Правда, соглашались с ним далеко не все, особенно «массовики», возражавшие, что революционеры должны жить так же, как живут миллионы крестьян и рабочих, во имя счастья которых и грядет революция. Но то были плебеи, «рванина», как называл их про себя Азеф, и пути у него с ними разные. Впрочем, он не скрывал, что, по его мнению, России нужна не революция, а обычная парламентская демократия, при которой каждый класс должен знать свое, отведенное ему историей место: и нечего пастуху лезть в министры! Страной должны управлять люди, достойные этого дела, а пастухи пусть пасут стада, крестьяне пашут землю, а рабочие, если их способностей хватает только на физический труд, пусть им и занимаются. В политическом плане ему больше других импонировали кадеты, хотя, следуя своему правилу «молчание — золото», он пока не спешил высказываться и по этому поводу: профессора и приват-доценты, банкиры и преуспевающие литераторы — вот кому нужна была конституционная демократия, чтобы по-настоящему развернуться! И себя он видел в будущем в их числе.

...— Инженер Раскин! — доложил встретивший его в приемной Лопухина молодой человек с тусклым, незапоминающимся лицом, и отступил, пропуская Азефа перед собою в кабинет директора Департамента полиции.

Кабинет был серый, казенный, ничего запоминающегося: просторный дубовый стол с мраморным письменным прибором, настольная лампа со стеклянным зеленым абажуром, тяжелые кожаные кресла и такой же диван напротив высокого окна, полуприкрытого пыльным бархатом вишневых штор.
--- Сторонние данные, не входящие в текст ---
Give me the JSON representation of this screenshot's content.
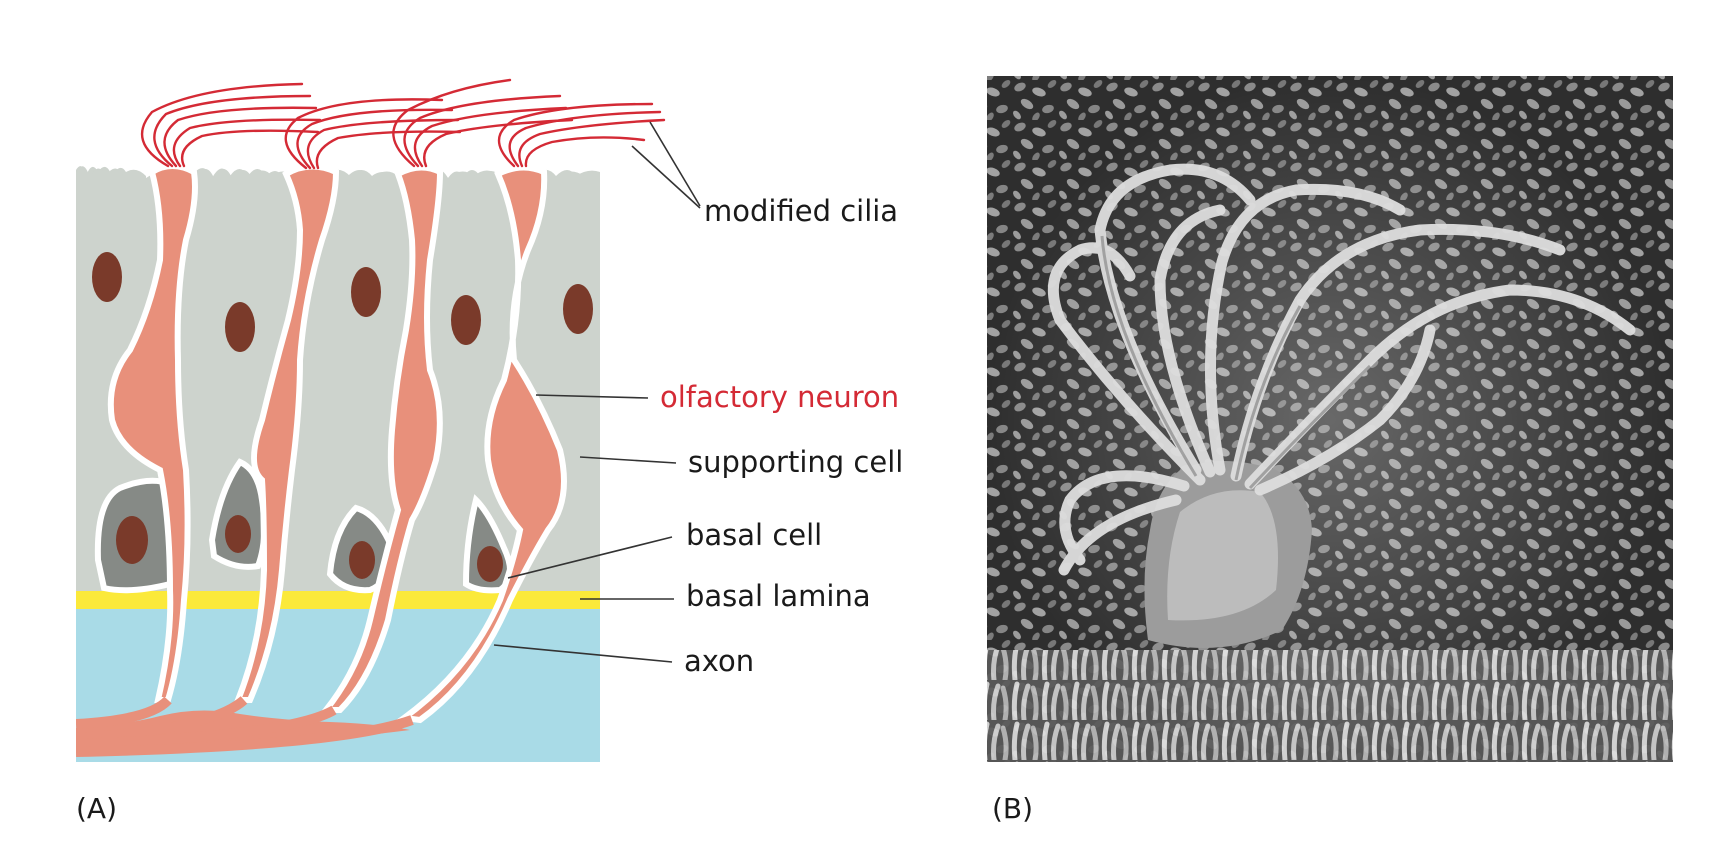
{
  "figure": {
    "panel_a": {
      "letter": "(A)",
      "labels": {
        "modified_cilia": "modified cilia",
        "olfactory_neuron": "olfactory neuron",
        "supporting_cell": "supporting cell",
        "basal_cell": "basal cell",
        "basal_lamina": "basal lamina",
        "axon": "axon"
      }
    },
    "panel_b": {
      "letter": "(B)"
    }
  },
  "colors": {
    "supporting_cell": "#cdd3cd",
    "neuron": "#e8907b",
    "cilia": "#d42a35",
    "nucleus": "#7a3a2a",
    "basal_cell": "#868a86",
    "basal_lamina": "#fbe93a",
    "connective_tissue": "#a9dbe7",
    "highlight_label": "#d42a35",
    "leader_line": "#333333"
  }
}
Над диваном — портрет государя императора во весь рост в полковничьем мундире.

Лопухин сидел за столом, и холеное, породистое лицо его в свете зеленой лампы казалось застывшим, безжизненным. Верхняя люстра, хрусталь с бронзой, не зажжена, в кабинете царил полумрак. Кроме Лопухина, здесь был и Зубатов. Оба в цивильном платье — темные чиновничьи сюртуки, белые сорочки со стоячими воротничками, повязанными одинаковыми черными галстуками.

Сергей Васильевич Зубатов, увидев вошедшего Азефа, оторвался от окна, возле которого стоял, опершись на подоконник, и поспешил навстречу своему протеже.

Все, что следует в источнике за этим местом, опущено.